🤖 AI Summary
This study addresses the limited generalizability and insufficient fairness of existing AI models for breast MRI, which are predominantly trained on single-center data. To overcome these limitations, we established the first intercontinental, multicenter benchmark dataset for breast MRI and, within an international challenge, jointly evaluated the generalization performance and fairness of models across two critical tasks: tumor segmentation and prediction of pathological complete response after neoadjuvant chemotherapy. Through standardized preprocessing, independent external testing, and a unified scoring framework that integrates overall performance with subgroup fairness—stratified by age, menopausal status, and breast density—we engaged 26 international teams. Our findings reveal a significant performance drop on external test sets and a trade-off between accuracy and fairness, thereby providing a crucial benchmark and empirical foundation for developing robust and equitable AI systems in breast cancer imaging.
📝 Abstract
Breast cancer is the most frequently diagnosed malignancy among women worldwide and a leading cause of cancer-related mortality. Dynamic contrast-enhanced magnetic resonance imaging plays a central role in tumor characterization and treatment monitoring, particularly in patients receiving neoadjuvant chemotherapy.
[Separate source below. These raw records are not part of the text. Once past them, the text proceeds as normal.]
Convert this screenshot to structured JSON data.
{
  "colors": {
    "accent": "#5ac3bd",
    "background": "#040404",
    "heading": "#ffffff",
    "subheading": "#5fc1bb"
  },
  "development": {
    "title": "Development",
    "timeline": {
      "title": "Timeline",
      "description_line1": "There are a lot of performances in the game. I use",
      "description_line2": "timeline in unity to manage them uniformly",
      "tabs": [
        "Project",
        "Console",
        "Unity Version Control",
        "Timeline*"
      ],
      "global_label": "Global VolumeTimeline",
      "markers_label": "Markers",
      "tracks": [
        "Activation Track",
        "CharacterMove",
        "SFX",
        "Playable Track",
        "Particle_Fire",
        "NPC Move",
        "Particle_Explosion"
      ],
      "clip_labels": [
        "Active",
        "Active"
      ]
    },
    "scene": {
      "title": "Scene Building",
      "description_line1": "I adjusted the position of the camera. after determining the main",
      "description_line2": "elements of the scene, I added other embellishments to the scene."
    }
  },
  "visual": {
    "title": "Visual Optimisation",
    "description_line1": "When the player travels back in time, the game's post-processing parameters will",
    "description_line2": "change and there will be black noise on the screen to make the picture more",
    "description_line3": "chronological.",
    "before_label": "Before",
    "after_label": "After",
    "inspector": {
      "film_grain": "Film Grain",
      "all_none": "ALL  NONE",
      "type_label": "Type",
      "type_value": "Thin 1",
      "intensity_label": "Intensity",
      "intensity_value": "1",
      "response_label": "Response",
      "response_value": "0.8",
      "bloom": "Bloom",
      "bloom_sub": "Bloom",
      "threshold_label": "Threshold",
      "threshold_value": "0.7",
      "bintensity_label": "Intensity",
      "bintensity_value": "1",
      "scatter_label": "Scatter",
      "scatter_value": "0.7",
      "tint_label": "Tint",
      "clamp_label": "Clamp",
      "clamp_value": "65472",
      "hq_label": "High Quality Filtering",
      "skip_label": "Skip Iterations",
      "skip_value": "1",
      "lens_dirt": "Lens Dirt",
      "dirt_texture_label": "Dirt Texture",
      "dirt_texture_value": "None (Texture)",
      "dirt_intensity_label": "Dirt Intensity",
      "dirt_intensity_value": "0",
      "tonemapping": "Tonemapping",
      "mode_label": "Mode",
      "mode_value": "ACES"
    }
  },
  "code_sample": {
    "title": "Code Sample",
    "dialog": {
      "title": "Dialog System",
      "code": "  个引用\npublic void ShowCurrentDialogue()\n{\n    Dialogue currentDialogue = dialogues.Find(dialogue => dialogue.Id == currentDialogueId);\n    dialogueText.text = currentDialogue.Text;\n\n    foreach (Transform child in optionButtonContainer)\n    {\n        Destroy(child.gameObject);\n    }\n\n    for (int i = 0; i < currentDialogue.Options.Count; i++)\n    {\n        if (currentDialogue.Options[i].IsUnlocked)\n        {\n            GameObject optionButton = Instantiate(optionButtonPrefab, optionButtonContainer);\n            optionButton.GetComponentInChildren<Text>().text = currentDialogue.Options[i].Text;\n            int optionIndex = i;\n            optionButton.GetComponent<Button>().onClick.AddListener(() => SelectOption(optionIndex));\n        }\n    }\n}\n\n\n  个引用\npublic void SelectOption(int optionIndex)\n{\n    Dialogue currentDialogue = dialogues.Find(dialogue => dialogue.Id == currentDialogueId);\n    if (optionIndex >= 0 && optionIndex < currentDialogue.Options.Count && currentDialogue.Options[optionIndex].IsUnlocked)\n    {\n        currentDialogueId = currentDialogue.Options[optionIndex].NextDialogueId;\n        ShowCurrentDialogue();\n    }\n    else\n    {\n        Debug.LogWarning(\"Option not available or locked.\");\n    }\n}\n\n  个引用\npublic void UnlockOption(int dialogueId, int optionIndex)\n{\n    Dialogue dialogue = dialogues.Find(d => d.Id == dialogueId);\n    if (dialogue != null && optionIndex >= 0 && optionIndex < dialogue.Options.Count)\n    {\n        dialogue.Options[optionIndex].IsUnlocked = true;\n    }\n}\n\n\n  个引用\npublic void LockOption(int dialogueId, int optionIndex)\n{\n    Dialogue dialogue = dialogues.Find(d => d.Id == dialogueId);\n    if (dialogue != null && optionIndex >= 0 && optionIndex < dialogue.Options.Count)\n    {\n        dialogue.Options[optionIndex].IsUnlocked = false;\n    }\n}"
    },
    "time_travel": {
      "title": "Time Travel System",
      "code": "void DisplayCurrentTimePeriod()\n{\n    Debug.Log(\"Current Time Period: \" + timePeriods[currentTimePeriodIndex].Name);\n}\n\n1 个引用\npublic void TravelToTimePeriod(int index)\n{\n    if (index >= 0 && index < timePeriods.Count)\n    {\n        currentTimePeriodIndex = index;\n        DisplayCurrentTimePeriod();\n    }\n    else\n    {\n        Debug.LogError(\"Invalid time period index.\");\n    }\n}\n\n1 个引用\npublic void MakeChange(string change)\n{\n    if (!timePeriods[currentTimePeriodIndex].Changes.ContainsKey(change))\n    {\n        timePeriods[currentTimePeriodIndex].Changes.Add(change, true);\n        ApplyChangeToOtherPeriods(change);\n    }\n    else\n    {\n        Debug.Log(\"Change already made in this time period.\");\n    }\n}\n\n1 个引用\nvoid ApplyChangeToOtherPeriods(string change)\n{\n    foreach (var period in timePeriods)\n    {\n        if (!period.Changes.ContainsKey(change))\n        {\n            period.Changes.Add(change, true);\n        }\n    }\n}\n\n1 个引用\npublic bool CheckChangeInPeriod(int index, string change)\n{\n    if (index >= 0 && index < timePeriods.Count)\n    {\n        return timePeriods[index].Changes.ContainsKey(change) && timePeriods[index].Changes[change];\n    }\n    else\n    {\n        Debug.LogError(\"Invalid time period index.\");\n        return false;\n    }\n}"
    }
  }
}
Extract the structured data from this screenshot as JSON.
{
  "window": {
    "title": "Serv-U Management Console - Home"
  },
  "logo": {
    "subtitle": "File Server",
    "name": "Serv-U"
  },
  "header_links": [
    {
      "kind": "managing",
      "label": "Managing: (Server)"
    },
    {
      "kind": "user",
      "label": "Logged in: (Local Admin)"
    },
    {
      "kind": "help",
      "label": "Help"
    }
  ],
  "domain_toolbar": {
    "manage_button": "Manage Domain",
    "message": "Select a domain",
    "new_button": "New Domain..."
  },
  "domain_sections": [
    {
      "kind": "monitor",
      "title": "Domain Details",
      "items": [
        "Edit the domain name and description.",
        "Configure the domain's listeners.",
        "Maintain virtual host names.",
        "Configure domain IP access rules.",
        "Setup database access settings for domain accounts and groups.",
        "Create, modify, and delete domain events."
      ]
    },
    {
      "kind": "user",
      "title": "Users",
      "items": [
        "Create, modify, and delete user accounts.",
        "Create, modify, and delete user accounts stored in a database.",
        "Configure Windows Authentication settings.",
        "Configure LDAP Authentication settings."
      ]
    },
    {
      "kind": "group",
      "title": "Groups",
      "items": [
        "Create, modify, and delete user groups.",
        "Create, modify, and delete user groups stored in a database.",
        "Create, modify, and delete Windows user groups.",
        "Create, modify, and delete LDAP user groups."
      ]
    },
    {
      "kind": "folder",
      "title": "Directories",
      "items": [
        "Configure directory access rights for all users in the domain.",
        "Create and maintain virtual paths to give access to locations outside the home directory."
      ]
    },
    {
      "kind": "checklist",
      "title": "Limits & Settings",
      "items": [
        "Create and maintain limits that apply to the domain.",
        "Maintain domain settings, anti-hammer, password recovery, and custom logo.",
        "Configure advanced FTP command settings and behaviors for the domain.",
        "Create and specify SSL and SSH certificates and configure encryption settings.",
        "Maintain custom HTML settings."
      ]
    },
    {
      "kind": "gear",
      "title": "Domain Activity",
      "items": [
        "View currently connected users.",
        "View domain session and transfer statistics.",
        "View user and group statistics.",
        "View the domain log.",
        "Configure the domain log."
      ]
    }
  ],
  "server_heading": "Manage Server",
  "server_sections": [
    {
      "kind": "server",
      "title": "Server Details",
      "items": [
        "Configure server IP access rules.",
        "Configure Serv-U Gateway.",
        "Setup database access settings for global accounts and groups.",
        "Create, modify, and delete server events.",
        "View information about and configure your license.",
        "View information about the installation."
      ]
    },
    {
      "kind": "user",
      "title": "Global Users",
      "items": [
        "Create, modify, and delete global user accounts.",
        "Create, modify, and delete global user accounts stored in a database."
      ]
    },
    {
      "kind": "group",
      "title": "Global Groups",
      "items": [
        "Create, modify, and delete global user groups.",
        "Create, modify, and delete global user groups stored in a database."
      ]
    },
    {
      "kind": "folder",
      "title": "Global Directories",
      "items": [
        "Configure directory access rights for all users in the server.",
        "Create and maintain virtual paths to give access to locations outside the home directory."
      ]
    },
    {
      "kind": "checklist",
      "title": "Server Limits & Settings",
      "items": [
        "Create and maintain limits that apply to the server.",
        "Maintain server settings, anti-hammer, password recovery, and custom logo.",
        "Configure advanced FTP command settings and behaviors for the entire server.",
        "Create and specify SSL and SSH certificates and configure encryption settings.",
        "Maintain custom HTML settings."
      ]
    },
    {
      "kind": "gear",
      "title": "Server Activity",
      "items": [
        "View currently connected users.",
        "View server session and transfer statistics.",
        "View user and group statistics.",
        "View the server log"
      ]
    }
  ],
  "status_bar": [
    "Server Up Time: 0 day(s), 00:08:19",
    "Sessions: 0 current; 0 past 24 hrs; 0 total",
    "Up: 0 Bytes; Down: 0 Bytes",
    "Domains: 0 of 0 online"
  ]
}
However, existing artificial intelligence models for breast magnetic resonance imaging are often developed using single-center data and evaluated using aggregate performance metrics, limiting their generalizability and obscuring potential performance disparities across demographic subgroups. The MAMA-MIA Challenge was designed to address these limitations by introducing a large-scale benchmark that jointly evaluates primary tumor segmentation and prediction of pathologic complete response using pre-treatment magnetic resonance imaging only. The training cohort comprised 1,506 patients from multiple institutions in the United States, while evaluation was conducted on an external test set of 574 patients from three independent European centers to assess cross-continental and cross-institutional generalization. A unified scoring framework combined predictive performance with subgroup consistency across age, menopausal status, and breast density. Twenty-six international teams participated in the final evaluation phase. Results demonstrate substantial performance variability under external testing and reveal trade-offs between overall accuracy and subgroup fairness. The challenge provides standardized datasets, evaluation protocols, and public resources to promote the development of robust and equitable artificial intelligence systems for breast cancer imaging.